Hochschule Trier

Vom Flachstahl zum fertigen Messer – An der Hochschule Trier fliegen die Funken

Die Maschinenbau-Studierenden am Hauptcampus der Hochschule Trier erlebten vergangene Woche echte Praxisnähe: Studiengangleiter Prof. Armin Wittmann leitete einen Aufsehen erregenden Messerschmiedekurs im Rahmen eines Exkursionsersatzprojektes

Wie entsteht eigentlich ein geschmiedetes Messer? Eine Frage, der sich zwölf Studierende der Fachrichtung Maschinenbau im Rahmen eines Exkursionsprojektes gestellt haben. Unter der Leitung von Herrn Prof. Wittmann und der Unterstützung von Student Herrn Beckmann wurden die interessierten Studenten durch das viertägige Projekt am Hauptcampus geleitet und hielten am Ende ein selbstgeschmiedetes Messer in den Händen.

Die Idee zu diesem Projekt stammt von der Studentenschaft selbst. „Nachdem ich vor einiger Zeit einen Bogenbaukurs angeboten habe, kam von den Studenten die Anfrage, ob man in gleicher Form nicht auch mal einen Messerschmiedekurs anbieten könne“, so Prof. Wittmann. „Mithilfe von unserem Student Herr Beckmann, der im Rahmen einer Projektarbeit den Kurs zu einem großen Teil vorbereitet hat, konnten wir nun diesen Kurs als Exkursionsersatzprojekt anbieten.“ Und dieses Angebot wurde von den Studenten dankbar angenommen. In kurzer Zeit waren alle Kursplätze vergeben.

In einer Vorbereitungsveranstaltung, die pandemiebedingt online stattfand, wurden wichtige Fragen von der richtigen Schutzausrüstung bis hin zu coronabedingten Präventivvorkehrungen beantwortet. Zudem wurden zwei verschiedene Messerarten, ein Küchen- und ein Outdoormesser, vorgestellt. Die Studenten konnten wählen, welches Messer sie am Ende schmieden möchten.

Nachdem sich am Dienstagmorgen alle Teilnehmer vor der Maschinenhalle der Hochschule trafen, wurden die Schmiedeessen sowie alle weiteren Werkzeuge, wie Ambosse und Hämmer aufgebaut. Anschließend ging es zu einer kurzen Vorlesung in den Hörsaal, in der die Grundlagen der Werkstofftechnik und des Eisen-Kohlestoff-Diagramms erneut ins Gedächtnis gerufen wurden.

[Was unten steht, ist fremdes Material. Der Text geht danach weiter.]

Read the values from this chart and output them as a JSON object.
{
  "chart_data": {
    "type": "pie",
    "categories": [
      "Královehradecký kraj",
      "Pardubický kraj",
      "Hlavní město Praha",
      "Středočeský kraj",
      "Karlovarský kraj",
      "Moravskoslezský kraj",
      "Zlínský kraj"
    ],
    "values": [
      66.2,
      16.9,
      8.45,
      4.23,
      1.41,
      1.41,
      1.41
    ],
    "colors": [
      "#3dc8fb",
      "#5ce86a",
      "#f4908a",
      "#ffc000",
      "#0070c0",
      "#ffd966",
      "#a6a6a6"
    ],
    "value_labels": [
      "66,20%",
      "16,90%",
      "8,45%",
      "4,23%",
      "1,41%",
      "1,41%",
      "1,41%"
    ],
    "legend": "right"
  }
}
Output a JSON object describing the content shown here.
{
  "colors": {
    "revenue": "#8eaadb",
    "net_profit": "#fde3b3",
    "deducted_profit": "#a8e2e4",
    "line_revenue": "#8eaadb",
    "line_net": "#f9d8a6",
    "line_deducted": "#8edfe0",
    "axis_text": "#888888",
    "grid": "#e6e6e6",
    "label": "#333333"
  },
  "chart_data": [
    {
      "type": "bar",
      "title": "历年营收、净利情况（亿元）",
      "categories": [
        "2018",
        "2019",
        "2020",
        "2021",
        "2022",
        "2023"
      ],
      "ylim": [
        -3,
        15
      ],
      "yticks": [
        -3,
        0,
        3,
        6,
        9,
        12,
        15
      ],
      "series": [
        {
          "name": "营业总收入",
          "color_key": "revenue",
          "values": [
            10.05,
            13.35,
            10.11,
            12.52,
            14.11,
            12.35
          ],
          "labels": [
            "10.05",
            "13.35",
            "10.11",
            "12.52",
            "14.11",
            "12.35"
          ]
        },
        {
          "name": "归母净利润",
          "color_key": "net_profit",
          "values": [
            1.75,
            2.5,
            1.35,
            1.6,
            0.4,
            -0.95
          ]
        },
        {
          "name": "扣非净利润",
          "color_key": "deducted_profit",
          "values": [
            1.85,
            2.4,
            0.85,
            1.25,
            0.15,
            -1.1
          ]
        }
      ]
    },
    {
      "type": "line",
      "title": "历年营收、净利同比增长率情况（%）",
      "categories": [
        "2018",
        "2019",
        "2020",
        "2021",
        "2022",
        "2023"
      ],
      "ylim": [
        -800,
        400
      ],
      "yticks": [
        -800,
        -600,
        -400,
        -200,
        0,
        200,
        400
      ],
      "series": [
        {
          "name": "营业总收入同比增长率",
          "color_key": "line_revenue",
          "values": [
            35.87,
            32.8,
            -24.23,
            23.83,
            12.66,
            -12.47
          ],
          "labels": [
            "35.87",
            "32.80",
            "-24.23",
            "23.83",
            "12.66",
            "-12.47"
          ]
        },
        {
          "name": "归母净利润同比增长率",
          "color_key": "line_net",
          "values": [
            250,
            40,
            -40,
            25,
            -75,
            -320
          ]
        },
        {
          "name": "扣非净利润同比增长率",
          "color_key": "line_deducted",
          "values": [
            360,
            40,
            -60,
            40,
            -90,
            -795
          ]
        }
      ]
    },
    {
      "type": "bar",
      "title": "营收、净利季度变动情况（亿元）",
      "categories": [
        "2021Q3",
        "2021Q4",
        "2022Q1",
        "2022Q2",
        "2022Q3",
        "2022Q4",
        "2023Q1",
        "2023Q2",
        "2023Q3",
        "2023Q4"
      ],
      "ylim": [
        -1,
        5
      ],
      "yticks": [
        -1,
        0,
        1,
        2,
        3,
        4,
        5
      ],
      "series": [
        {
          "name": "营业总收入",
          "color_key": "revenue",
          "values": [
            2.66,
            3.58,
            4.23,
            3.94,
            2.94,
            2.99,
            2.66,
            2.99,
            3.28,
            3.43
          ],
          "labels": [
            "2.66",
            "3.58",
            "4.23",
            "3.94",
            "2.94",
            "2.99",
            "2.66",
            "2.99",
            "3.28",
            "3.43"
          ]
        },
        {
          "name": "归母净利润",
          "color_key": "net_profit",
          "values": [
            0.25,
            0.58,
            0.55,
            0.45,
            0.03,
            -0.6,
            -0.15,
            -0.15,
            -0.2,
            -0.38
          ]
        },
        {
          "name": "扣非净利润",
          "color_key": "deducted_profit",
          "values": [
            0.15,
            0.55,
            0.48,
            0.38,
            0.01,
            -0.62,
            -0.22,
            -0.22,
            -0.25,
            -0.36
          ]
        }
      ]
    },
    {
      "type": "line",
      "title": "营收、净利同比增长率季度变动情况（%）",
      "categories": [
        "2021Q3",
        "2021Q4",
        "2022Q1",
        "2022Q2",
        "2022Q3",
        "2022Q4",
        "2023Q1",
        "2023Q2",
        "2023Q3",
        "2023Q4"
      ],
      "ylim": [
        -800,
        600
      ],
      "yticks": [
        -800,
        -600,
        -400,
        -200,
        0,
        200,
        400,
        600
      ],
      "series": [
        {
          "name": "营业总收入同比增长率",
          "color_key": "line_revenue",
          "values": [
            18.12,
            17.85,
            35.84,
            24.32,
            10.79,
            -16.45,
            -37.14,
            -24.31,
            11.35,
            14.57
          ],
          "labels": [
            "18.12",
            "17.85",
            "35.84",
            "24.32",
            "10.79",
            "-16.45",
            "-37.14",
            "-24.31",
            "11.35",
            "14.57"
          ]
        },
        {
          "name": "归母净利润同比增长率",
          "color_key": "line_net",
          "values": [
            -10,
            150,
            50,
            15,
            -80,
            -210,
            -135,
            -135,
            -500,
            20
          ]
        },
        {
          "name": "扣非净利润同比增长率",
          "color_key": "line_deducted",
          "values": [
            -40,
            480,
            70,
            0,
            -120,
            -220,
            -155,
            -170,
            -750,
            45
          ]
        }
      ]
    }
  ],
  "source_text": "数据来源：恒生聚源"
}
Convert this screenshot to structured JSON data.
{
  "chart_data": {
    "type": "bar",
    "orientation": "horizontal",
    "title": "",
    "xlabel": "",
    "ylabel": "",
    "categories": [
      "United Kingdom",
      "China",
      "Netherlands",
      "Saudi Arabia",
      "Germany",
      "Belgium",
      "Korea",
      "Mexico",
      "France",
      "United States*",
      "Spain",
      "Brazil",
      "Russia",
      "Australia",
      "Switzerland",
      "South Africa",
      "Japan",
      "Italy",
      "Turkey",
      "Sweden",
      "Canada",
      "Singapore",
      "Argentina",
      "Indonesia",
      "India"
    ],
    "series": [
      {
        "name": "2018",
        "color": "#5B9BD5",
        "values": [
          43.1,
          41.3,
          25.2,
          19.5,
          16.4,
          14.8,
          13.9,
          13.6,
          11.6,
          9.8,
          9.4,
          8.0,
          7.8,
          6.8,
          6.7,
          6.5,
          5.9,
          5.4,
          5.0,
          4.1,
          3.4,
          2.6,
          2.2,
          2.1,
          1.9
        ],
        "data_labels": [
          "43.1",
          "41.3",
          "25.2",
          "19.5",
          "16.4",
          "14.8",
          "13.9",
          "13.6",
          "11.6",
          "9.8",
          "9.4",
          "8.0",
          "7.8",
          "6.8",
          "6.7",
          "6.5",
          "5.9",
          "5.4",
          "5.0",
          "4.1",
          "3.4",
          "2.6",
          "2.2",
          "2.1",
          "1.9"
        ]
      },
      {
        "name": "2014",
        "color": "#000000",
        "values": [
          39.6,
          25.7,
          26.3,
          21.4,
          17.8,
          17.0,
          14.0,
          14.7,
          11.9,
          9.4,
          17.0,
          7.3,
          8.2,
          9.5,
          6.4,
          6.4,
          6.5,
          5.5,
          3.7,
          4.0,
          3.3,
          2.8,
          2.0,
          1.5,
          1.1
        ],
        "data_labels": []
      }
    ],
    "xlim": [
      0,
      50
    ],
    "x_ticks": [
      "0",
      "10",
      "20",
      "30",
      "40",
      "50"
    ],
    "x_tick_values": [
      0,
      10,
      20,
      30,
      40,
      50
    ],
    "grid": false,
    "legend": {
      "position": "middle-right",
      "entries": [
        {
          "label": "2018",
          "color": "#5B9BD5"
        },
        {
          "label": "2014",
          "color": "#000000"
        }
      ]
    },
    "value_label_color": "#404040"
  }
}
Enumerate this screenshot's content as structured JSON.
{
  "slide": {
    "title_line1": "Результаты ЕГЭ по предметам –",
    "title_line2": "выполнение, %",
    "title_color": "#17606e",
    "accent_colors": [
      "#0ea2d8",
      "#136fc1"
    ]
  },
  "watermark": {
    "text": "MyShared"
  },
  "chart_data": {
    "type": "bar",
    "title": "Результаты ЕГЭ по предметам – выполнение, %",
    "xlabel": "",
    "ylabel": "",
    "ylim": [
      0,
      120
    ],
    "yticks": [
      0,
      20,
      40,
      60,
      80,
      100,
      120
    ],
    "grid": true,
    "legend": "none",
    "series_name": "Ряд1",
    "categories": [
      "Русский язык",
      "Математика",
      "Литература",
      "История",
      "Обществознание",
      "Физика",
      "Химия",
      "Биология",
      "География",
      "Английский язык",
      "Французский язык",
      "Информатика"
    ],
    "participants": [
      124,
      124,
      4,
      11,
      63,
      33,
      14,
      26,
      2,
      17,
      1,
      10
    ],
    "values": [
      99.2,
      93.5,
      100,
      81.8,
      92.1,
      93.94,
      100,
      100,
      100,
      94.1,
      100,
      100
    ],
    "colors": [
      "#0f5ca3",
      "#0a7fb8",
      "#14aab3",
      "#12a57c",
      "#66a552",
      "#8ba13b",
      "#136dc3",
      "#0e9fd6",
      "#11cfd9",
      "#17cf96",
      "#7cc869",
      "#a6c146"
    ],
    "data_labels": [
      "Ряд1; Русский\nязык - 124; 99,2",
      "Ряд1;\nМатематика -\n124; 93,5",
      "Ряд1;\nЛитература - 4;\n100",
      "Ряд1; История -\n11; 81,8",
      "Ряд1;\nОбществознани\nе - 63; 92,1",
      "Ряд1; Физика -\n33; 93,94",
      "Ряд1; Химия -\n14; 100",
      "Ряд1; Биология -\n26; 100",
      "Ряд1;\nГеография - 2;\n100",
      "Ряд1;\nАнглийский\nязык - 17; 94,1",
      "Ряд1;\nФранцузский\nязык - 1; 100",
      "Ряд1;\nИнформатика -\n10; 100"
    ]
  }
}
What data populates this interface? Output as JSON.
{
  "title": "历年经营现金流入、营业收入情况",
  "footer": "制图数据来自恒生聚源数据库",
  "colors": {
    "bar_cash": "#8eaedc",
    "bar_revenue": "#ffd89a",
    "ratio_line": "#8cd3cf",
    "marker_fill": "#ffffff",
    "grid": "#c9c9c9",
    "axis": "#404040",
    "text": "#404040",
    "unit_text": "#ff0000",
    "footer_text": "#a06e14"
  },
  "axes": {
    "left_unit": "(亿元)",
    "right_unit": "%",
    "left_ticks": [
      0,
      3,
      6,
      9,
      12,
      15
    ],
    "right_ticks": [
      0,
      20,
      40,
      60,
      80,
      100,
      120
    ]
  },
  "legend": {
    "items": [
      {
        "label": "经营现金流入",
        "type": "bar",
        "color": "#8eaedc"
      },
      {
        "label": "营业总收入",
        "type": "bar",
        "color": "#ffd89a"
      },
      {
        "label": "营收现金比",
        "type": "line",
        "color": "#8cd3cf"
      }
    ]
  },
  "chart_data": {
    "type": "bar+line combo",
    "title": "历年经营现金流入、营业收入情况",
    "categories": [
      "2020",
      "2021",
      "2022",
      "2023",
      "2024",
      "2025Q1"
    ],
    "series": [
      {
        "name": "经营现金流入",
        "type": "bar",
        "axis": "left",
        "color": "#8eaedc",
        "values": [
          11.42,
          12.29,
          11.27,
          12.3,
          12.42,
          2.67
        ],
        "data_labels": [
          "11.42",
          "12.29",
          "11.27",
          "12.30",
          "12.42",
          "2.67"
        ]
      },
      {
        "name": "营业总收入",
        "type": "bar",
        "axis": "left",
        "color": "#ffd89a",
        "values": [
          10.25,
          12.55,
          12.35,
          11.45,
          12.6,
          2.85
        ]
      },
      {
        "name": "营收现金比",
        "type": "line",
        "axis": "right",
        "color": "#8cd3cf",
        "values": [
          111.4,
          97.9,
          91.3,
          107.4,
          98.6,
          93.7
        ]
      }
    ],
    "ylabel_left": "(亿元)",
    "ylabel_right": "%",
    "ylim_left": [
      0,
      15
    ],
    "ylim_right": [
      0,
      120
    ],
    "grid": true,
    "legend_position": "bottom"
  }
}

Als der theoretische Teil abgeschlossen war ging es zum eindrucksvollen Praxisteil über. Jede Gruppe von je vier Leuten schmiedete nun unter Aufsicht und Anleitung von Prof. Wittmann und Herrn Beckmann die Grundform des zuvor entworfenen Messers. Aufgrund der Corona Lage fand der Kurs so weit wie möglich draußen statt, in den Innenräumen bei der Feinbearbeitung trugen alle Teilnehmer unter Einhaltung der Abstandsregeln FFP2-Masken. Nach dem Schmieden ging es in der Maschinenhalle erst mit einem Winkelschleifer und später mit dem Bandschleifer an die weitere Verfeinerung der Messerform. Im nächsten Schritt war das Normalisieren des Stahls an der Reihe. Durch diesen Prozess wird das Gefüge, welches durch das Schmieden inhomogen wurde, wieder in ein homogenes, feinkörniges Gefüge umgewandelt. Bevor das Messer gehärtet und anschließend „angelassen“ wurde, haben die Studierenden in einem Vorschritt die Schneide mithilfe des Bandschleifers bereits weitestgehend vorbereitet. Der letzte wichtige Schritt bestand nun im Schärfen der Klinge sowie dem Anbringen eines passenden Griffs. Auch diesen stellten die Studierenden in der Holzwerkstatt der Hochschule selbst her.

Zum Abschluss der Woche trafen sich alle Beteiligten noch einmal im Hörsaal. Mit frischem Brot und Schinken, das sich jeder mit seinem selbst geschmiedeten Messer schneiden konnte, ließen die Teilnehmer gemeinsam mit Prof. Wittmann und Herrn Beckmann die ereignisreiche Woche Revue passieren und teilten ihre Erfahrungen aus dem Projekt. „Am Ende des Kurses hält jeder der Teilnehmer sein selbstgeschmiedetes Messer in der Hand, jedes für sich ein Unikat. Die Resonanz zu dem Kurs war durchweg positiv, sodass wir hoffen, auch in Zukunft noch einmal die Möglichkeit zu bekommen, den Studenten einen Messerschmiedekurs anzubieten“, resümiert Prof. Wittmann.